Con l’ajo (Greccio), agliu (S.Elia, Rieti), o la fietta ovvero treccia d'aglio, si combattevano le punture d’insetti o veniva usato come callifugo applicando sui calli una sottile parte di spicchio da rinnovare frequentemente (S.Elia). A volte si schiacciava qualche spicchio ed impastato con grasso di maiale, si applicava sui calli che venivano tenuti fasciati per una intera notte. L'aglio mangiato crudo, preso a spicchi per molte mattine consecutive era considerato “rinfrescante” (Rieti).
Per regolare la circolazione sanguigna ed abbassare il tasso di colesterolo nel sangue si faceva un macerato di spicchi d'aglio e alcool puro in uguali quantità e si prendevano per 20 giorni alcune gocce del filtrato (Contigliano). Anche l'uso vermifugo era assai noto.A Petrella Salto si ricorda il detto: “la serpe partorisce sopra lu spinu”. I fiori essiccati delle cacchelle (ovvero il biancospino per Leonessa, S. Elia) venivano già nell’antichità utilizzati per fare delle tisane calmanti che favorivano il sonno.
Contro l'acne venivano usati impiastri di foglie di rovo (Concerviano, Capradosso, Contigliano, Poggio Bustone, Petrella Salto). A scopo cicatrizzante si applicavano le foglie sulle ferite mentre quelle pestate venivano applicate su ascessi (Poggio Bustone, Contigliano, Petrella Salto). Le marmellate di more erano e sono usate per il mal di gola.

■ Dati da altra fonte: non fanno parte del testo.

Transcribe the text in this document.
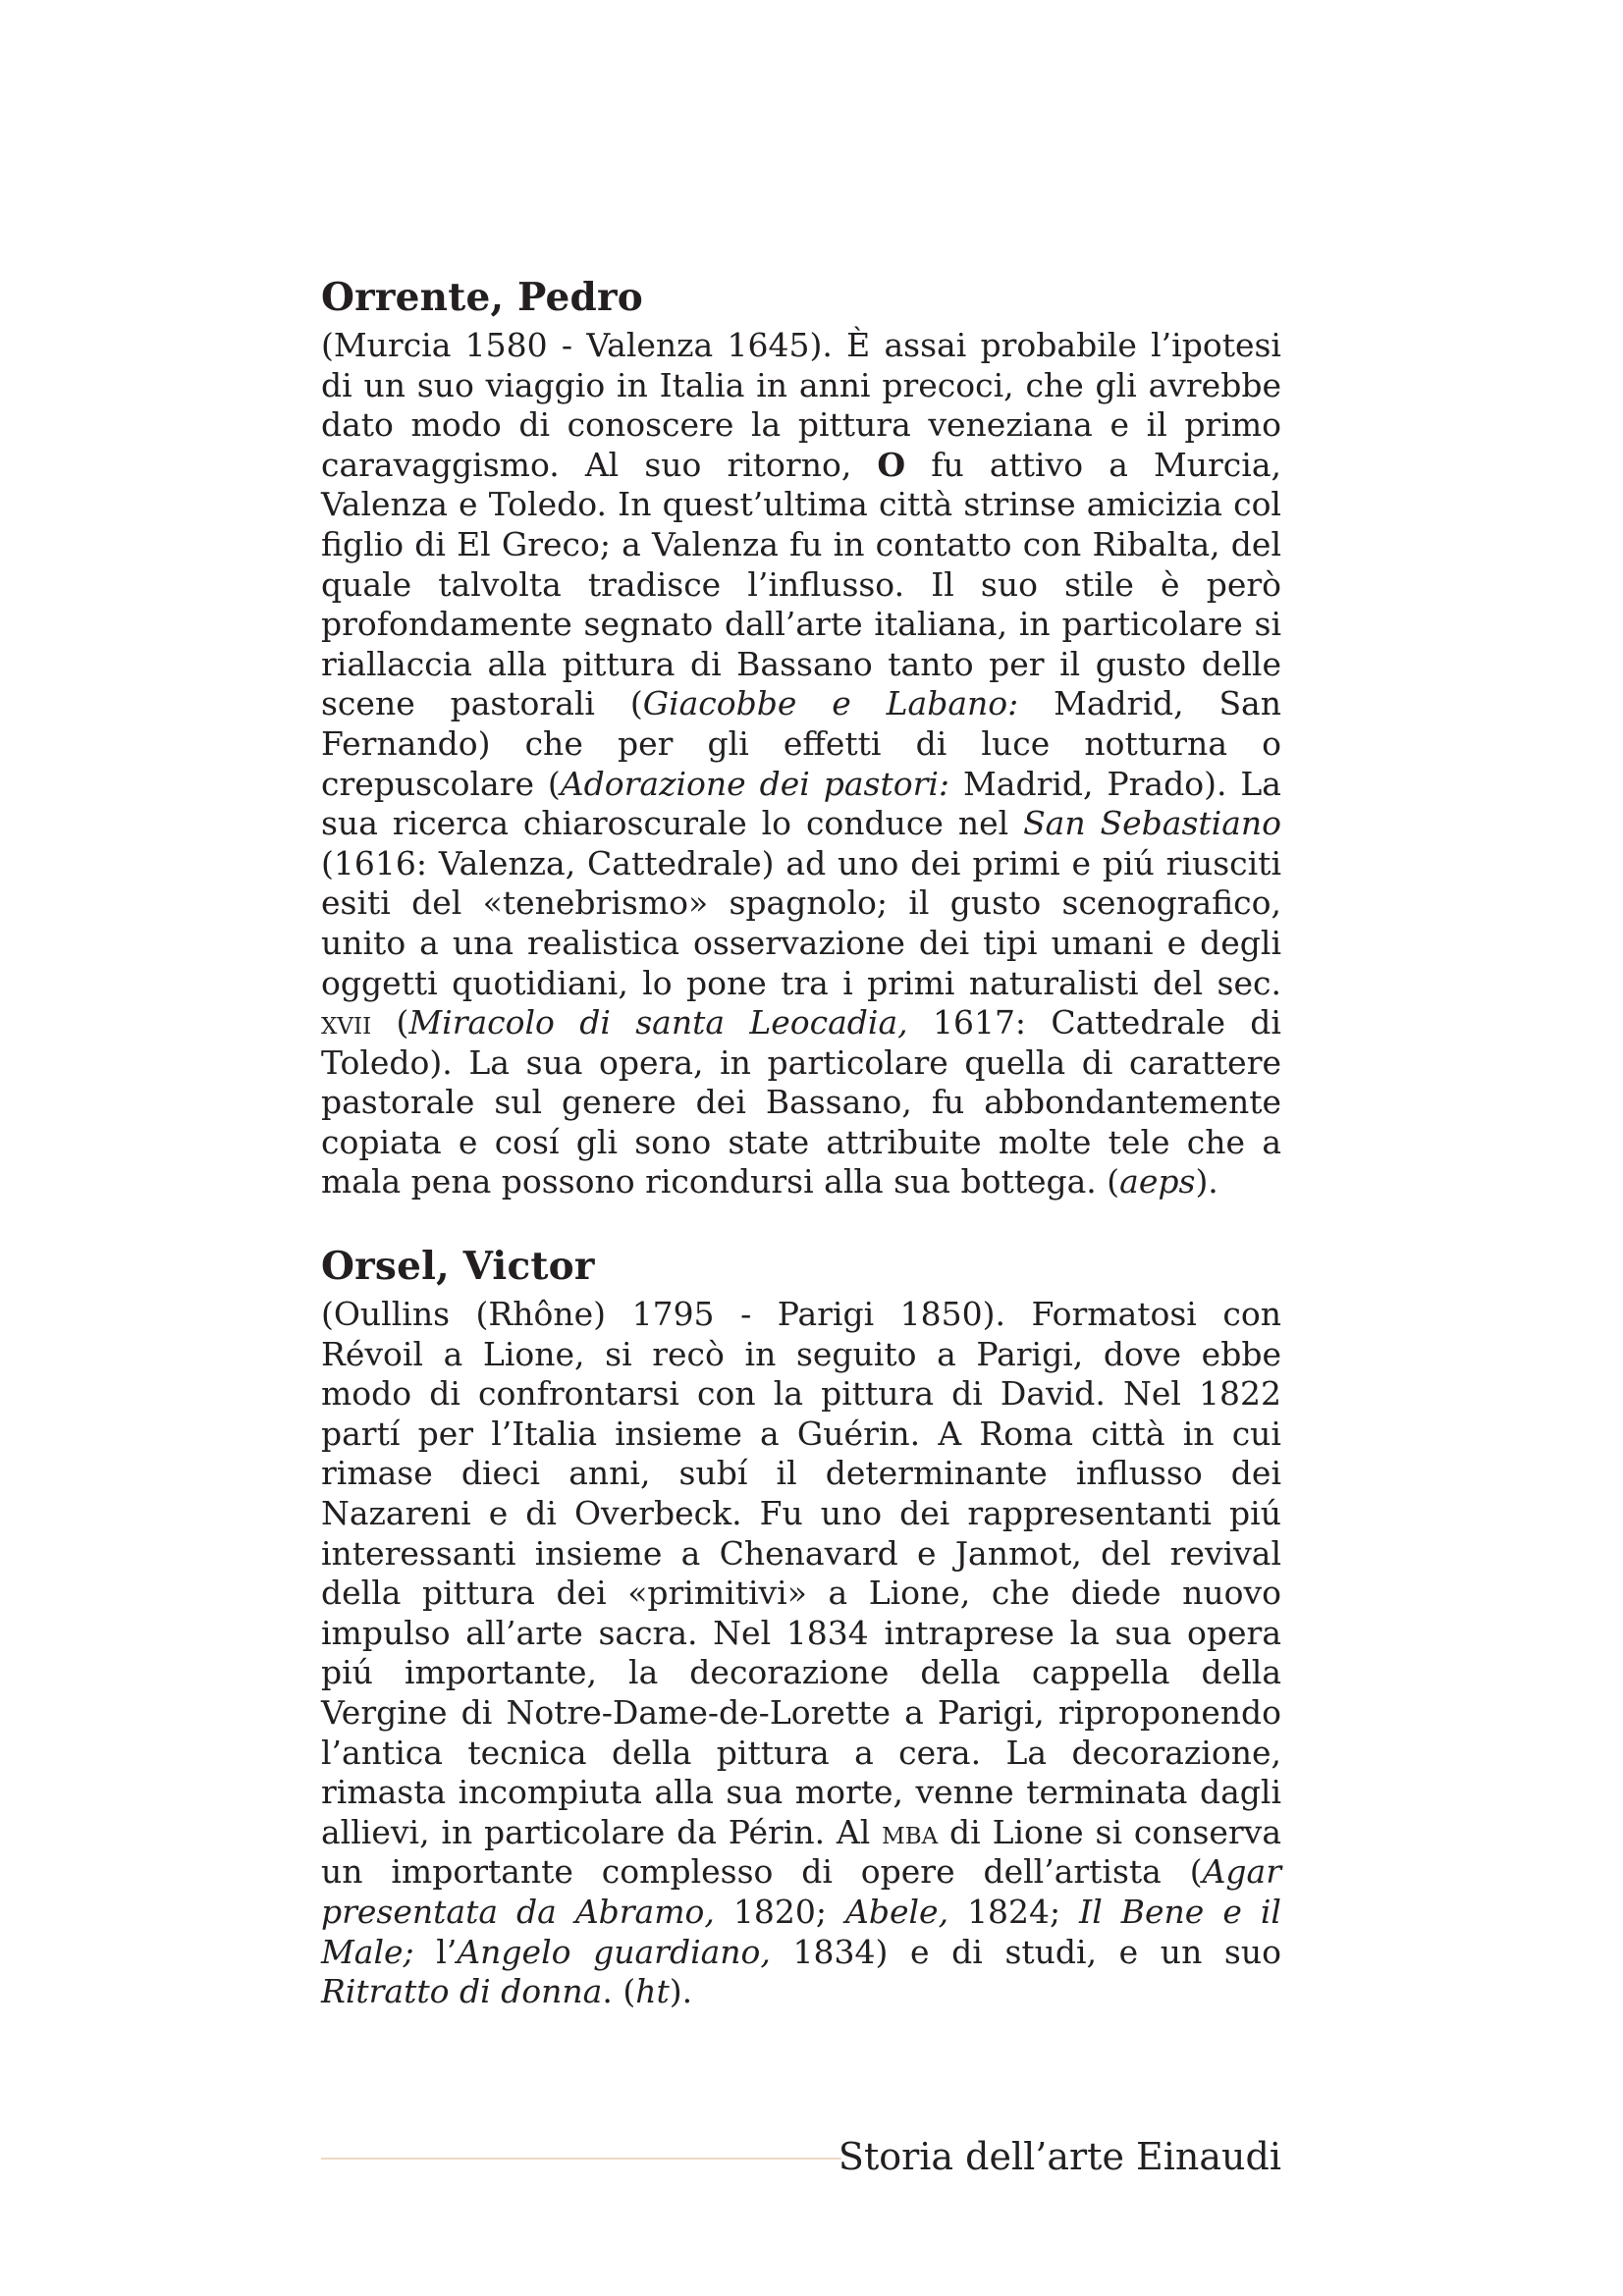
Orrente, Pedro

(Murcia 1580 - Valenza 1645). È assai probabile l’ipotesi di un suo viaggio in Italia in anni precoci, che gli avrebbe dato modo di conoscere la pittura veneziana e il primo caravaggismo. Al suo ritorno, O fu attivo a Murcia, Valenza e Toledo. In quest’ultima città strinse amicizia col figlio di El Greco; a Valenza fu in contatto con Ribalta, del quale talvolta tradisce l’influsso. Il suo stile è però profondamente segnato dall’arte italiana, in particolare si riallaccia alla pittura di Bassano tanto per il gusto delle scene pastorali (Giacobbe e Labano: Madrid, San Fernando) che per gli effetti di luce notturna o crepuscolare (Adorazione dei pastori: Madrid, Prado). La sua ricerca chiaroscurale lo conduce nel San Sebastiano (1616: Valenza, Cattedrale) ad uno dei primi e piú riusciti esiti del «tenebrismo» spagnolo; il gusto scenografico, unito a una realistica osservazione dei tipi umani e degli oggetti quotidiani, lo pone tra i primi naturalisti del sec. xvii (Miracolo di santa Leocadia, 1617: Cattedrale di Toledo). La sua opera, in particolare quella di carattere pastorale sul genere dei Bassano, fu abbondantemente copiata e cosí gli sono state attribuite molte tele che a mala pena possono ricondursi alla sua bottega. (aeps).

Orsel, Victor

(Oullins (Rhône) 1795 - Parigi 1850). Formatosi con Révoil a Lione, si recò in seguito a Parigi, dove ebbe modo di confrontarsi con la pittura di David. Nel 1822 partí per l’Italia insieme a Guérin. A Roma città in cui rimase dieci anni, subí il determinante influsso dei Nazareni e di Overbeck. Fu uno dei rappresentanti piú interessanti insieme a Chenavard e Janmot, del revival della pittura dei «primitivi» a Lione, che diede nuovo impulso all’arte sacra. Nel 1834 intraprese la sua opera piú importante, la decorazione della cappella della Vergine di Notre-Dame-de-Lorette a Parigi, riproponendo l’antica tecnica della pittura a cera. La decorazione, rimasta incompiuta alla sua morte, venne terminata dagli allievi, in particolare da Périn. Al mba di Lione si conserva un importante complesso di opere dell’artista (Agar presentata da Abramo, 1820; Abele, 1824; Il Bene e il Male; l’Angelo guardiano, 1834) e di studi, e un suo Ritratto di donna. (ht).

Storia dell’arte Einaudi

Ma è la Belladonna, una delle piante per eccellenza utilizzata dalle ‘streghe’. Il suo nome deriva dalla parca Atropa, colei che, nella mitologia greca aveva il compito di porre fine alla vita delle persone tagliando il loro filo della vita. Anticamente era utilizzata dalle streghe per realizzare talismani, per gli incontri con il diavolo e per ottenere un particolare olio, il sussurro delle streghe, che era indispensabile durante il Sabba, dalle bacche si estraeva l’inchiostro mentre le foglie secche venivano usate per la veggenza. Sempre anticamente la Belladonna veniva anche usata per realizzare filtri d’amore per gli amanti e per tenere lontano il malocchio.
Nelle montagne del reatino era raccolta un tempo per venderla nelle farmacie. Nella zona di Leonessa bacche di belladonna erano utilizzate, mescolate in un impasto di grasso pane e carne, per uccidere addirittura volpi e lupi.